Output filtering: Run answer through a lightweight classifier before returning. If confidence of "harmful" > threshold, return a generic refusal.
DRIFT + MONITORING
Monitor:
-
Retrieval miss rate: % of queries where top-k chunks have no relevant chunk. High = chunking or embedding issue.
-
Citation coverage: % of answers with at least one citation. Low = model ignoring context.
-
User feedback: "Was this helpful?" thumbs up/down. Track by question type.
-
Doc freshness lag: Time from doc update to re-embed and re-index.
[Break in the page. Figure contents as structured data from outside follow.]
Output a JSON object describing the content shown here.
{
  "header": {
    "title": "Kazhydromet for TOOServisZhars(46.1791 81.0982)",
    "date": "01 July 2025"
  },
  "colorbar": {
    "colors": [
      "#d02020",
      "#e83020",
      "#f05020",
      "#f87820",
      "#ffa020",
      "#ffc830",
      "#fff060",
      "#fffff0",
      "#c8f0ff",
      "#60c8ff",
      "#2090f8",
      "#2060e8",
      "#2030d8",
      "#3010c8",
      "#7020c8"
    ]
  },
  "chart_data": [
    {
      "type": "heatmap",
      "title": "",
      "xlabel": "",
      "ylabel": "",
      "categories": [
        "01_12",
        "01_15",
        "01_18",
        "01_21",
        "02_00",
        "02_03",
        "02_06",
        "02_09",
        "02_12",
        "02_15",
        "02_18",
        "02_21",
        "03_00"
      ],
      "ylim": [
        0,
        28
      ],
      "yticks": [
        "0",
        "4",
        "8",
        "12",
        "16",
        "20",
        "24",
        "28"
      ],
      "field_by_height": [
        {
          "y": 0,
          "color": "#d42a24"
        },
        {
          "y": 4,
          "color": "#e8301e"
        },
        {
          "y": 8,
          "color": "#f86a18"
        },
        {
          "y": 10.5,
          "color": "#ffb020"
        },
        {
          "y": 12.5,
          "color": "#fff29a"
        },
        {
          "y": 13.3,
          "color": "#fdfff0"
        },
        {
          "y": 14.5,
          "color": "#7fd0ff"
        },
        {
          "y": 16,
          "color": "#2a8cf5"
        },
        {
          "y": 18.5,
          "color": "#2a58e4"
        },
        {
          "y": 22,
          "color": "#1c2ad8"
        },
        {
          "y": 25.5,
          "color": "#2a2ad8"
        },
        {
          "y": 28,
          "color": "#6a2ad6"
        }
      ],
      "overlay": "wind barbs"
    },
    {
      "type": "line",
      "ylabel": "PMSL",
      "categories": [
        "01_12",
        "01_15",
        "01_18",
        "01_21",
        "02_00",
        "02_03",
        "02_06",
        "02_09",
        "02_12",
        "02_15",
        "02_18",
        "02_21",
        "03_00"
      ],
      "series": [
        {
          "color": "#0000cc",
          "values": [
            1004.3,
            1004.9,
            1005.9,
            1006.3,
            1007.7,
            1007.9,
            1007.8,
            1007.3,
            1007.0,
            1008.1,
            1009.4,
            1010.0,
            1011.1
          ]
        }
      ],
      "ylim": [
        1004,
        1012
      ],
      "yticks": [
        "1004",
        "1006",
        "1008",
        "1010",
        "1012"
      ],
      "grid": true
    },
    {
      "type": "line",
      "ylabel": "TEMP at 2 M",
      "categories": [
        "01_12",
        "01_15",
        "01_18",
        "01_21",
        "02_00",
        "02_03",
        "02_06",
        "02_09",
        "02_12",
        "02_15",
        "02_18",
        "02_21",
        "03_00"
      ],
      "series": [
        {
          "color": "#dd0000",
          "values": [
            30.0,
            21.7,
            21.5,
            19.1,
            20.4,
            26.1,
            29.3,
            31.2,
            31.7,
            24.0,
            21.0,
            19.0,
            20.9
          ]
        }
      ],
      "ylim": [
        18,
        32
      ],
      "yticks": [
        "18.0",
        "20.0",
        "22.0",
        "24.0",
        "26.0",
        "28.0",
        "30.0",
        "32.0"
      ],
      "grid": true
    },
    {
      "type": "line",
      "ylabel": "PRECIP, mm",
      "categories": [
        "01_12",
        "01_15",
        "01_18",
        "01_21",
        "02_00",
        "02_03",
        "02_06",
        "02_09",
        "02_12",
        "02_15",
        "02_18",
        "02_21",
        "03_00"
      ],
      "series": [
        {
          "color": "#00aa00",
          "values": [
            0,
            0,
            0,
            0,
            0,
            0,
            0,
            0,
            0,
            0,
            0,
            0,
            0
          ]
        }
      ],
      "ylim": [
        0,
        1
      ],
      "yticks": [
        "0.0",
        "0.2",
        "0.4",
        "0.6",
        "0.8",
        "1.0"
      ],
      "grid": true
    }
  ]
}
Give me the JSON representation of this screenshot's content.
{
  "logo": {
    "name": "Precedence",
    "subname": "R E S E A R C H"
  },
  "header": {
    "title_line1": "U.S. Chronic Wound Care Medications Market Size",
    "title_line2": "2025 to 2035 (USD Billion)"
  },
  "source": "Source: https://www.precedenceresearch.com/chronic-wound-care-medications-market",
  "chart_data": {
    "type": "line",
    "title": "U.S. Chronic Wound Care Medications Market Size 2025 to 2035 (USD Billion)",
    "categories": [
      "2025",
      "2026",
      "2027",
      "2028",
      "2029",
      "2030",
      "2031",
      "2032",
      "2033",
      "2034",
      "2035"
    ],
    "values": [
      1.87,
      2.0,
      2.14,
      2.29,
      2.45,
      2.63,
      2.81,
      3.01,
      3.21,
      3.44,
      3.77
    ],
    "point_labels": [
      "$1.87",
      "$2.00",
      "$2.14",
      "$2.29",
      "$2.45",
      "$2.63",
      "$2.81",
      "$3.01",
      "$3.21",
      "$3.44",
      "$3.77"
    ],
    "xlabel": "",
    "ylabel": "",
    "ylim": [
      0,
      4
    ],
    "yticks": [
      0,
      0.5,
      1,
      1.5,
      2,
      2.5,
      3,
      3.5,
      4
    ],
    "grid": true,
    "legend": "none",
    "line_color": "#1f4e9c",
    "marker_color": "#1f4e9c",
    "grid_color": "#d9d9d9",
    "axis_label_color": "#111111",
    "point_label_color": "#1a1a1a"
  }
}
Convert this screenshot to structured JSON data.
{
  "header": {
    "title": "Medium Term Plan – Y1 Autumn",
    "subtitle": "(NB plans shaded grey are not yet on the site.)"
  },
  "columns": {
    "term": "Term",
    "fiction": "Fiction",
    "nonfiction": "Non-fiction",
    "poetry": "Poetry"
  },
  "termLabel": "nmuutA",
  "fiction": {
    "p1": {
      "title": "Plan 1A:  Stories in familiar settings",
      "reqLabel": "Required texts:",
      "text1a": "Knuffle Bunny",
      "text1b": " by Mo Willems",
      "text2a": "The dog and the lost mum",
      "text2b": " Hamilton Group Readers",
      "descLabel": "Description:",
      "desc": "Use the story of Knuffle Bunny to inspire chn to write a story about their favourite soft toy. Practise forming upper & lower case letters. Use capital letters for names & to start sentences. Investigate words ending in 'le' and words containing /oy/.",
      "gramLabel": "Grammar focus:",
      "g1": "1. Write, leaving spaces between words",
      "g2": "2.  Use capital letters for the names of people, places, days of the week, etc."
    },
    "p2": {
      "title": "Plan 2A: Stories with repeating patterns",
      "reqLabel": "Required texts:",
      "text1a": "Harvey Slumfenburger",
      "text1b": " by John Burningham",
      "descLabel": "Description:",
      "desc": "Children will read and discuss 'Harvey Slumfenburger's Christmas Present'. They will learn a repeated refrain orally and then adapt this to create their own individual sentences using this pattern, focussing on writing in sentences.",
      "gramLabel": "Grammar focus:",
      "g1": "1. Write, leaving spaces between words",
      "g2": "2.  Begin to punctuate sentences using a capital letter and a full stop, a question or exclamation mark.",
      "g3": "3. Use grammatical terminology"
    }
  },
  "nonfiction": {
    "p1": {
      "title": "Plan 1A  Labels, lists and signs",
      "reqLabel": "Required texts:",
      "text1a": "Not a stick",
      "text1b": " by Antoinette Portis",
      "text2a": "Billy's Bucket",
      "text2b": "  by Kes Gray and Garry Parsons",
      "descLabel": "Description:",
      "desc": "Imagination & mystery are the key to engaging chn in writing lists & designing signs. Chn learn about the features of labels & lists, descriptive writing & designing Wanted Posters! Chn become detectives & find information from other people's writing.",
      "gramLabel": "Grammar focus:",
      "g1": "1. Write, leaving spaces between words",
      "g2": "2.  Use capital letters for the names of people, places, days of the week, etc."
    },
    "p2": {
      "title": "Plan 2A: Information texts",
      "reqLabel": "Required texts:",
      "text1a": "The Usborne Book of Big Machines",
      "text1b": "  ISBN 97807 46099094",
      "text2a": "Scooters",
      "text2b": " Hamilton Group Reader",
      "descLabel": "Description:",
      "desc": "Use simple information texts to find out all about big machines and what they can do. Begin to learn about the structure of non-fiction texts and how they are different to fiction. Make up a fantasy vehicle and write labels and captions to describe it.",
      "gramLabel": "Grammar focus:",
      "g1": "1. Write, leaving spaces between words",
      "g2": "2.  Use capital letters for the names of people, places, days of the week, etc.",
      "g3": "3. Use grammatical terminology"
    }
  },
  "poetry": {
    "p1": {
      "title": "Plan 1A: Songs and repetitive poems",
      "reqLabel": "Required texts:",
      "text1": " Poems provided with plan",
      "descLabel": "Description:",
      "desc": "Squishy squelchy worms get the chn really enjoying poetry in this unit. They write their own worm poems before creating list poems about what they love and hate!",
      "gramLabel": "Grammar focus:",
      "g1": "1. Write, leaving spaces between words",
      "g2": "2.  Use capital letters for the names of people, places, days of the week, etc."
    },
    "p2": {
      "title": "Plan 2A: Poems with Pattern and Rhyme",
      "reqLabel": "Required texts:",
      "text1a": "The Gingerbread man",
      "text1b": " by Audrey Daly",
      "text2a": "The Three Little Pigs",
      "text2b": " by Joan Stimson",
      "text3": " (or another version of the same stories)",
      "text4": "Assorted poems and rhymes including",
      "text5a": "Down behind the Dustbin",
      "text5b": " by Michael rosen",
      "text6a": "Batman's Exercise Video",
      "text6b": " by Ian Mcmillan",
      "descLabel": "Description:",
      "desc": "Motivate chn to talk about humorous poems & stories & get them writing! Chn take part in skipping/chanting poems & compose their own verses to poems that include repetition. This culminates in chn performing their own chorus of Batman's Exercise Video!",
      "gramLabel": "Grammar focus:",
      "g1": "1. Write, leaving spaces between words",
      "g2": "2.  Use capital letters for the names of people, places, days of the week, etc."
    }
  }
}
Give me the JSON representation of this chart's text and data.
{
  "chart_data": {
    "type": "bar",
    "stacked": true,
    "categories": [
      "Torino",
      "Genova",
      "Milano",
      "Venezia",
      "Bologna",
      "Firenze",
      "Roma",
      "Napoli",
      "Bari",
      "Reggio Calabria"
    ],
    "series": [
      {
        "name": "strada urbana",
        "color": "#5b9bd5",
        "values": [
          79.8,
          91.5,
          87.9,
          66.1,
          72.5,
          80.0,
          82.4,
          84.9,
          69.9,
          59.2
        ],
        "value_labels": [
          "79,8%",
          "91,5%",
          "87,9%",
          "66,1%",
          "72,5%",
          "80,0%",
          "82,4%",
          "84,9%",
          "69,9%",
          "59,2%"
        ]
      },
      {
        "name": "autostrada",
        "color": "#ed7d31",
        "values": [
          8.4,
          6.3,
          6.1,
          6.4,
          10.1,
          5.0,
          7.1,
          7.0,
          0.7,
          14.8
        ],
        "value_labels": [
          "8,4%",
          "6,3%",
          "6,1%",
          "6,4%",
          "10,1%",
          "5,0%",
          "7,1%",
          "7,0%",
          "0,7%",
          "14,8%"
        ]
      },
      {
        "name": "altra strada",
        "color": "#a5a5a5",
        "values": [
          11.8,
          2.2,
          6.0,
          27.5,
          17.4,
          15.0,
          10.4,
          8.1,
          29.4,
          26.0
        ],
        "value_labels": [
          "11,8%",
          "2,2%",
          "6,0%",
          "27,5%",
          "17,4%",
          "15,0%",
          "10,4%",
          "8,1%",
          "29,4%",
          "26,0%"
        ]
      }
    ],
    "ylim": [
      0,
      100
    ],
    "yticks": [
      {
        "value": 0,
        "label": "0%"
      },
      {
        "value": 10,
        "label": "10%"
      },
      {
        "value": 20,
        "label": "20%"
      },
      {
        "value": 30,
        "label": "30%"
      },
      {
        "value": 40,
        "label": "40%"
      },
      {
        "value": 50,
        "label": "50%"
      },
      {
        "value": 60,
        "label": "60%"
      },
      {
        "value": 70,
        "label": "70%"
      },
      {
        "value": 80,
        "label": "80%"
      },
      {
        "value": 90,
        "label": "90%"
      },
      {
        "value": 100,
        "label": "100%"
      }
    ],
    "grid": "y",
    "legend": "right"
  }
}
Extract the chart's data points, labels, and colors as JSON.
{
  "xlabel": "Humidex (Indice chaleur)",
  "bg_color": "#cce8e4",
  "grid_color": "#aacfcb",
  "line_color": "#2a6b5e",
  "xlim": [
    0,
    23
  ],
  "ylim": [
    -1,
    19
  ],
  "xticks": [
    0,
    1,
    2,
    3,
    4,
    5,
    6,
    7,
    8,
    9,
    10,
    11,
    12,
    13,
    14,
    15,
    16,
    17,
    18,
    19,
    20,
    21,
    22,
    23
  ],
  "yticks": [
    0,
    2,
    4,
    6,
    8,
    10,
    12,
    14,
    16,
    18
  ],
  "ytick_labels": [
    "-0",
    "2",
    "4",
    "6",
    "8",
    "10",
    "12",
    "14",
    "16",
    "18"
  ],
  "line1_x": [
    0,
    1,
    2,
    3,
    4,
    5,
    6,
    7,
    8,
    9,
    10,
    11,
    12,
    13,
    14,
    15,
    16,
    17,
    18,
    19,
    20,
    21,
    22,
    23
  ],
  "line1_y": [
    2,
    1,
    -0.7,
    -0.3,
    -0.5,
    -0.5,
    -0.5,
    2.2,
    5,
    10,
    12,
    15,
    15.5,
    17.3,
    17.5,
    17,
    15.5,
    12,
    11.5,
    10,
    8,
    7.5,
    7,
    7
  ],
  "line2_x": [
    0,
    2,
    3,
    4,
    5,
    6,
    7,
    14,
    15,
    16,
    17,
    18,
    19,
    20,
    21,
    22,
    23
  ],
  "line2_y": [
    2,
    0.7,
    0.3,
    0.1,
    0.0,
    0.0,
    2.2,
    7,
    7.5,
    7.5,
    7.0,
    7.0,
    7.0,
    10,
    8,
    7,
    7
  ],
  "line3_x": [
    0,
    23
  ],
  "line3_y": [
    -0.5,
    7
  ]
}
Alert if > 24h for critical docs.
Re-embed on:
-
Doc changes (new, updated, deleted).
-
Embedding model changes (version upgrade).
Drift detection specifics: If retrieval quality degrades over time, possible causes: (1) docs changed, chunks no longer match queries; (2) query distribution shifted (new question types); (3) embedding model behavior changed. Track embedding model version in metadata; when you upgrade, run full eval and compare.
ROLLOUT
Phased rollout with gates:
| Phase | Audience | Gate to next phase |
|---|---|---|
| 1 | Internal team (10 users) | No critical bugs, groundedness > 90% on golden set |
| 2 | All internal (100+ users) | Feedback positive, retrieval miss rate < 10% |
| 3 | Beta customers (feature flag) | Citation coverage > 95%, no safety incidents |
| 4 | General availability | 2 weeks in beta with no rollback |
Add "report issue" on every answer: Let users flag wrong or harmful answers. Feed into eval set and incident response.
Feature flag + canary: Ship behind flag. Canary 5% of traffic to new model or retrieval config. Compare metrics (latency, feedback) before full rollout.
EXERCISE
Design a hallucination incident runbook:
-
Detection: How do you know a hallucination happened? (User report? Automated groundedness check? Spot audit?)
-
Mitigation: What do you do immediately? (Disable feature? Add question to blocklist? Revert model?)
-
Root cause: Was it retrieval (wrong chunks), prompt (model ignoring context), or model (inherent tendency to hallucinate)? How do you triage?
-
Prevention: What guardrails or evals would have caught this? Update golden set? Add output filter?
-
Communication: Who do you notify? How do you document for post-mortem?
Additional eval scenarios: Add to your golden set: (1) questions with multiple valid answers—does the model pick one and cite? (2) questions that require combining 2+ chunks—does retrieval get both? (3) adversarial questions designed to elicit refusals—does the model resist?
Latency and cost: RAG adds retrieval + embedding + generation. Track p50/p99 latency. If retrieval is slow, consider caching frequent queries or using a faster embedding model. Monitor token usage—long contexts cost more.